After the good general finished servicing all of the women, Dredge and his partner were returned to their dungeon cell. Once he was back, the bad general returned and screamed some more unintelligible Spanish at Dredge. Once again, the Spanish was translated and, once again, it essentially amounted to a warning that the bad general would return to kill the American prisoners. But again, Dredge was granted a reprieve. Only this time Dredge wasn't saved by the good general, he was rescued by the FBI.
Although Dredge's Dominican Republic ordeal was over, his American one had just begun. According to Dredge, he was sentenced to 15 years but released early because of some events that took place in prison. Since that time, he'd started the cab company because "work was hard to come by." The next step in Dredge's Odyssey is deciding on a cover and getting his book published. Should this ever happen, he's guaranteed to sell at least one copy.

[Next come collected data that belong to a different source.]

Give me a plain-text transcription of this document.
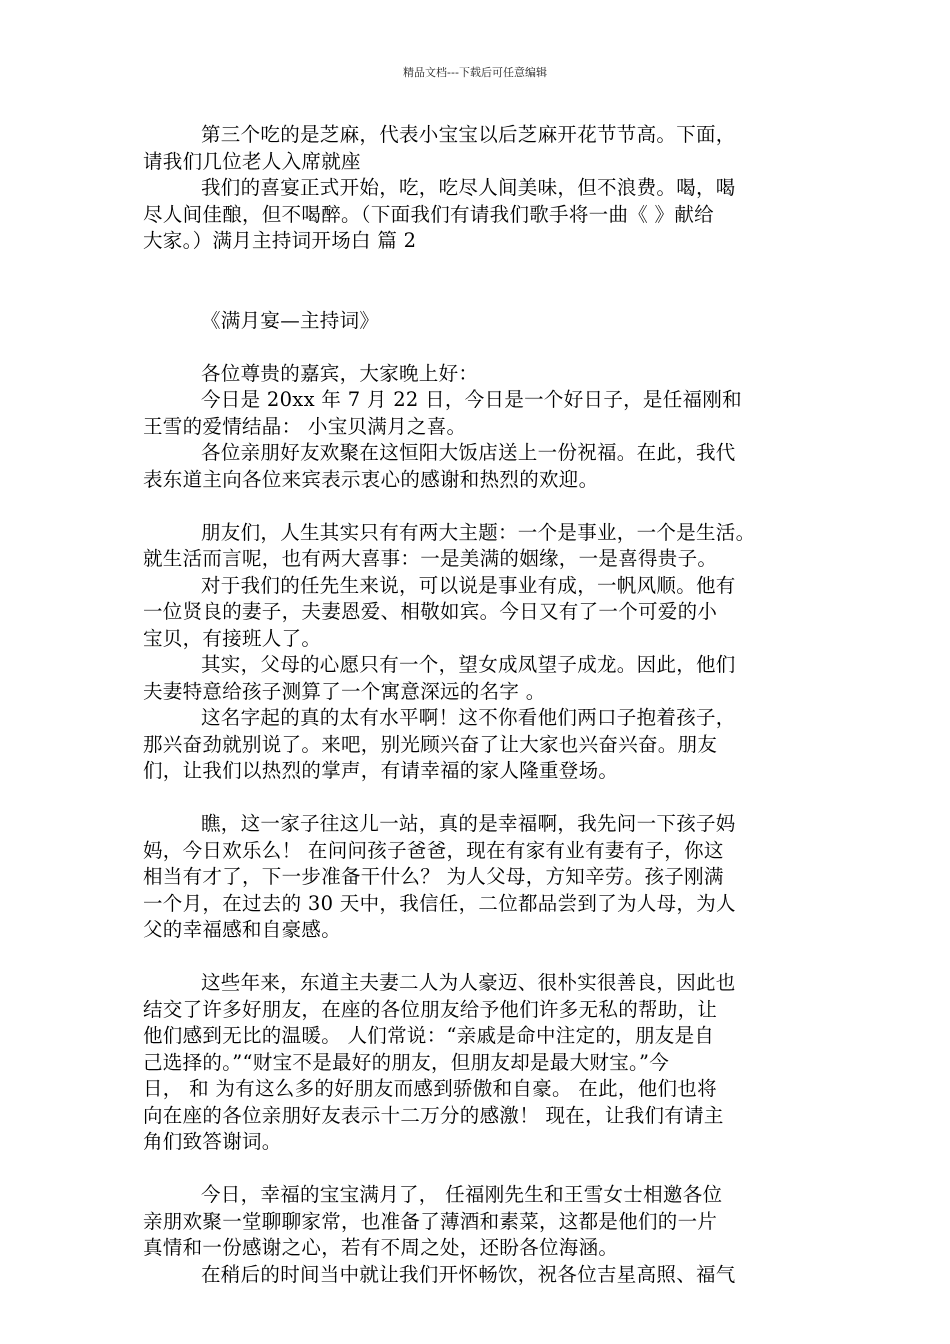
精品文档---下载后可任意编辑
第三个吃的是芝麻，代表小宝宝以后芝麻开花节节高。下面，
请我们几位老人入席就座
我们的喜宴正式开始，吃，吃尽人间美味，但不浪费。喝，喝
尽人间佳酿，但不喝醉。（下面我们有请我们歌手将一曲《 》献给
大家。）满月主持词开场白 篇 2
《满月宴—主持词》
各位尊贵的嘉宾，大家晚上好：
今日是 20xx 年 7 月 22 日，今日是一个好日子，是任福刚和
王雪的爱情结晶： 小宝贝满月之喜。
各位亲朋好友欢聚在这恒阳大饭店送上一份祝福。在此，我代
表东道主向各位来宾表示衷心的感谢和热烈的欢迎。
朋友们，人生其实只有有两大主题：一个是事业，一个是生活。
就生活而言呢，也有两大喜事：一是美满的姻缘，一是喜得贵子。
对于我们的任先生来说，可以说是事业有成，一帆风顺。他有
一位贤良的妻子，夫妻恩爱、相敬如宾。今日又有了一个可爱的小
宝贝，有接班人了。
其实，父母的心愿只有一个，望女成凤望子成龙。因此，他们
夫妻特意给孩子测算了一个寓意深远的名字 。
这名字起的真的太有水平啊！这不你看他们两口子抱着孩子，
那兴奋劲就别说了。来吧，别光顾兴奋了让大家也兴奋兴奋。朋友
们，让我们以热烈的掌声，有请幸福的家人隆重登场。
瞧，这一家子往这儿一站，真的是幸福啊，我先问一下孩子妈
妈，今日欢乐么！ 在问问孩子爸爸，现在有家有业有妻有子，你这
相当有才了，下一步准备干什么？ 为人父母，方知辛劳。孩子刚满
一个月，在过去的 30 天中，我信任，二位都品尝到了为人母，为人
父的幸福感和自豪感。
这些年来，东道主夫妻二人为人豪迈、很朴实很善良，因此也
结交了许多好朋友，在座的各位朋友给予他们许多无私的帮助，让
他们感到无比的温暖。 人们常说：“亲戚是命中注定的，朋友是自
己选择的。”“财宝不是最好的朋友，但朋友却是最大财宝。”今
日， 和 为有这么多的好朋友而感到骄傲和自豪。 在此，他们也将
向在座的各位亲朋好友表示十二万分的感激！ 现在，让我们有请主
角们致答谢词。
今日，幸福的宝宝满月了， 任福刚先生和王雪女士相邀各位
亲朋欢聚一堂聊聊家常，也准备了薄酒和素菜，这都是他们的一片
真情和一份感谢之心，若有不周之处，还盼各位海涵。
在稍后的时间当中就让我们开怀畅饮，祝各位吉星高照、福气
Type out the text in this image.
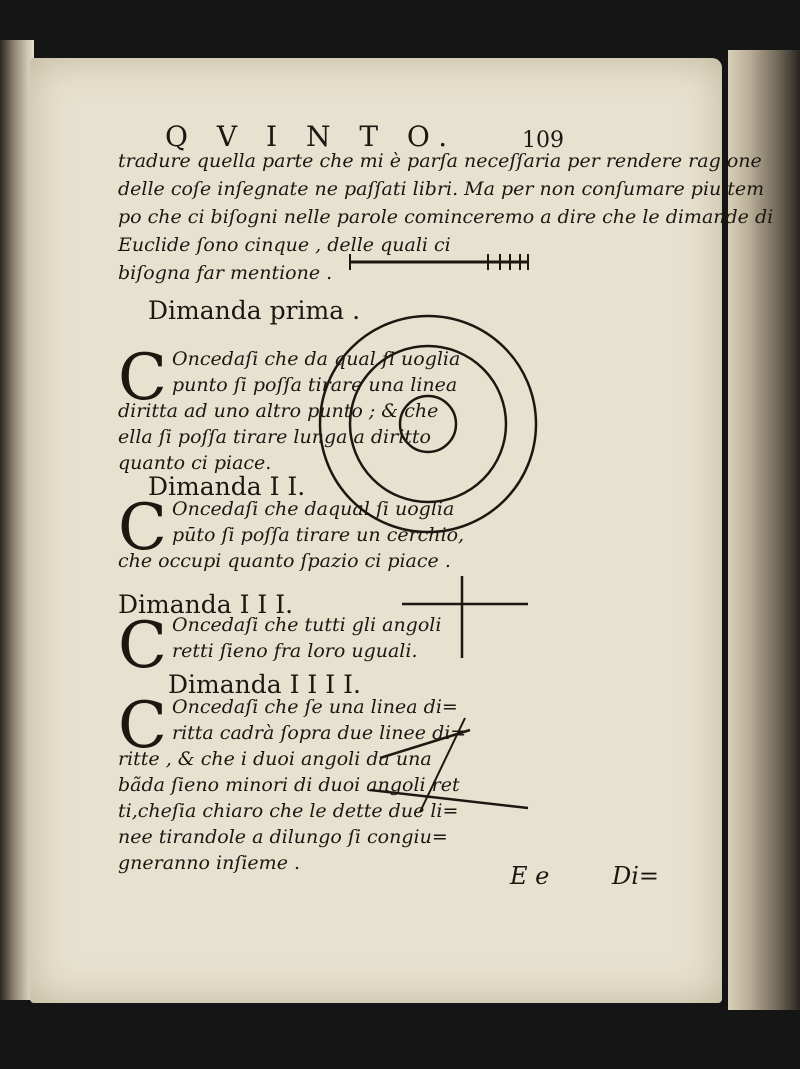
Q V I N T O.	109
tradure quella parte che mi è parſa neceſſaria per rendere ragione
delle coſe inſegnate ne paſſati libri. Ma per non conſumare piu tem
po che ci biſogni nelle parole cominceremo a dire che le dimande di
Euclide ſono cinque , delle quali ci
biſogna far mentione .
Dimanda prima .
C Oncedaſi che da qual ſi uoglia
punto ſi poſſa tirare una linea
diritta ad uno altro punto ; & che
ella ſi poſſa tirare lunga a diritto
quanto ci piace.
Dimanda I I.
C Oncedaſi che daqual ſi uoglia
pūto ſi poſſa tirare un cerchio,
che occupi quanto ſpazio ci piace .
Dimanda I I I.
C Oncedaſi che tutti gli angoli
retti ſieno fra loro uguali.
Dimanda I I I I.
C Oncedaſi che ſe una linea di=
ritta cadrà ſopra due linee di=
ritte , & che i duoi angoli da una
bãda ſieno minori di duoi angoli ret
ti,cheſia chiaro che le dette due li=
nee tirandole a dilungo ſi congiu=
gneranno inſieme .	E e	Di=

Afterward: Look, I know everything about Dredge's cop-turned-robber tale sounds like complete bullshit, and that's exactly what I thought initially. But right before Dredge dropped us off at the airport, he said, "I know you probably don't believe me, but you can look it up. There's a newspaper article, and it's all right there ... everything I just told you." The moment Dredge left and headed back to wherever it is that he goes on Wednesday mornings, I did a Google search with the words "Dredge (actual name)," "Cop," "Robbers" and "Dallas (actual city)." Just like the man said, there was three-page newspaper article dating back to the early 90s It confirmed everything that Dredge just told me. The only thing missing were the details on the good and bad generals down in the Dominican Republic dungeon.
Is it possible that this struggling cab driver took some obscure robbery story from two decades ago and memorized the details so he good pass it off to customers as his own? Sure, I guess that's a possibility. But I really don't think Dredge did that. I honestly believe that Dredge was just a bored cab driver who, in another life, had done some crazy shit and was dying to share those stories with anybody who would listen. From the moment I sat down in his cab, Dredge realized he'd found that person.